Take a look, for example, at the w3c site. Yes, it scales nicely to fill the browser window. But the readability of the site only decreases as you stretch beyond 1000 pixels wide, with no compensating benefit. It would be a better design if it had a maximum width of 1000 pixels.

For most sites, I believe the optimal approach today is to design for a fixed width of 950 to 100 pixels. This will fit on the vast majority of desktop and laptop screens without horizontal scrolling. For the few people still using 800 x 600 displays, they can deal with a little horizontal scrolling; look at the stats for your site, and if this is more than a few percent of your audience, be sure not to put any critical content in the right-most 200 pixels. (For a site such as Webvanta.com, 800 x 600 users are well below 1%.)

There are some exceptions.
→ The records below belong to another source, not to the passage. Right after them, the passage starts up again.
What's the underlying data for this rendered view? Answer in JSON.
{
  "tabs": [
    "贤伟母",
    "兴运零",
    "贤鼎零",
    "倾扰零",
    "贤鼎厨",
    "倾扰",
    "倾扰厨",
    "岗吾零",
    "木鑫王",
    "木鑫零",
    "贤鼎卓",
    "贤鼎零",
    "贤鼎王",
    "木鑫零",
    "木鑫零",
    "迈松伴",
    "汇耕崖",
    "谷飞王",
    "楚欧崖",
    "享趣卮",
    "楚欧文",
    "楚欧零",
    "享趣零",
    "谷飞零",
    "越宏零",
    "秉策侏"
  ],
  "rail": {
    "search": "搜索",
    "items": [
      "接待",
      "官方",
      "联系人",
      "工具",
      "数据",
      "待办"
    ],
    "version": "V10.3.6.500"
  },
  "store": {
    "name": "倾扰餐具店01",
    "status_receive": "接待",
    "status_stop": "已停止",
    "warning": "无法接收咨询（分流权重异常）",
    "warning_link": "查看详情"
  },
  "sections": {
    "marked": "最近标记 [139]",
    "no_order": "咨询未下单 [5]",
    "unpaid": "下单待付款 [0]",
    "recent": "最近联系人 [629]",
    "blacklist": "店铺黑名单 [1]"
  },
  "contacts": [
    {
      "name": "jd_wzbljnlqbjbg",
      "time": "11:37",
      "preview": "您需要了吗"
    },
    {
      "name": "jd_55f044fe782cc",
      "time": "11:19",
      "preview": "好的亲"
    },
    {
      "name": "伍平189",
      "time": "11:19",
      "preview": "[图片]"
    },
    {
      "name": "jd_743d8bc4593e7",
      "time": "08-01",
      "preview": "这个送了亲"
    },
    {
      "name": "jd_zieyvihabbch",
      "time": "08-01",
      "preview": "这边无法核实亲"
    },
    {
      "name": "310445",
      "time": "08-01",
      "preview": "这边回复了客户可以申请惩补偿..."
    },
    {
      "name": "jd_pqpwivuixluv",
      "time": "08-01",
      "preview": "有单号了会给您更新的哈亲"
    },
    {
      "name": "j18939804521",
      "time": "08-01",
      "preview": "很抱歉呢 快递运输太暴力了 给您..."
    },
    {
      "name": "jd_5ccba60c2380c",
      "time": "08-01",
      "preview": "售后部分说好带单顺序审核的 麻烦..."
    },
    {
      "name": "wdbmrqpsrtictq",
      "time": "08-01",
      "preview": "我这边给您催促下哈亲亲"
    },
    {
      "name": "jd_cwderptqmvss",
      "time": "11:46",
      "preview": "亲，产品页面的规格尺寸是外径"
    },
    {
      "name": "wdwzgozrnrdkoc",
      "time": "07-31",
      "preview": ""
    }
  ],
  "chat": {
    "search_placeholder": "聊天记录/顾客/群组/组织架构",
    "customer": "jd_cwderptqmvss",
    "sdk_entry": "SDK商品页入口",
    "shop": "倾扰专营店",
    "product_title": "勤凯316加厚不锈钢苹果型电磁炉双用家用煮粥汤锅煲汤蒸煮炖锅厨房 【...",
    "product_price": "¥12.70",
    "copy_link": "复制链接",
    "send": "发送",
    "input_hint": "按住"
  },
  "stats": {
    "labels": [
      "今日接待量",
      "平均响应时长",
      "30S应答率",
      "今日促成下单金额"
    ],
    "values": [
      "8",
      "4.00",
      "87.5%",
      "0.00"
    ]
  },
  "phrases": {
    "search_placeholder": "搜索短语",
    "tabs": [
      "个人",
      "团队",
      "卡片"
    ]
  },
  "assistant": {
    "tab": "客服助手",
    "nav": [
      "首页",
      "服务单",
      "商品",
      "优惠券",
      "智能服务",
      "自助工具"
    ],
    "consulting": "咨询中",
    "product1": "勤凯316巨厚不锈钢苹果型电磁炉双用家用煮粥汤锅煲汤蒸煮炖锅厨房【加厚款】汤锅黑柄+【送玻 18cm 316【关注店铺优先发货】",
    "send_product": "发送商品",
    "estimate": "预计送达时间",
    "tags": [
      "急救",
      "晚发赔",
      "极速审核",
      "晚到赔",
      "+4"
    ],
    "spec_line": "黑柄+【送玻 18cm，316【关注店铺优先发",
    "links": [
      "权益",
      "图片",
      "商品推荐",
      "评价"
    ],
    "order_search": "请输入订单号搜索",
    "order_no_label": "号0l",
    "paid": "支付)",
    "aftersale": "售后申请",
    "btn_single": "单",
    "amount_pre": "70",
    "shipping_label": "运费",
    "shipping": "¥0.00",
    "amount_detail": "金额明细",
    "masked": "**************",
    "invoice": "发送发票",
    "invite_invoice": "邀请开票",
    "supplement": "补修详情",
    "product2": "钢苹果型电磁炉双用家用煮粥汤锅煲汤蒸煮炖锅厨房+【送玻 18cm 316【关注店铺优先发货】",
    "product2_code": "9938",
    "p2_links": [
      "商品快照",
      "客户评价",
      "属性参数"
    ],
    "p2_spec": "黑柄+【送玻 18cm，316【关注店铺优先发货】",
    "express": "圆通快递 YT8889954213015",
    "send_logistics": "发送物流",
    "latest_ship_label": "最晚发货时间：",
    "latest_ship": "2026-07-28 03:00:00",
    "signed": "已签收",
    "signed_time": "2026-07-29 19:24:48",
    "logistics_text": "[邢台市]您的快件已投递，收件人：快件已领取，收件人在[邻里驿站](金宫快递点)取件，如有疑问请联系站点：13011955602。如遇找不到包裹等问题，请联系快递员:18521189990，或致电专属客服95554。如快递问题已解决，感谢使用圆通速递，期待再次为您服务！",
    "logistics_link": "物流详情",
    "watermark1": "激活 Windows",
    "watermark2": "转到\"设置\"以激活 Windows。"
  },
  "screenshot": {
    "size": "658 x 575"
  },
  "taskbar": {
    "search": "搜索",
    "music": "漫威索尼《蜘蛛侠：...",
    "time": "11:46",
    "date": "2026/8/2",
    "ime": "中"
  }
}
Sites that display a grid of items, such as photo thumbnails, can often make effective use of any width by adding more columns to the grid.

Taken to the extreme, some folks believe that a single page design should also scale down to mobile devices. If you want to provide a good mobile experience, this is a terrible approach. Event the w3c site completely switches its layout when you get to mobile screen sizes. You really need an entirely different layout for a good mobile browsing experience, and probably different content as well. But that's a subject for another post.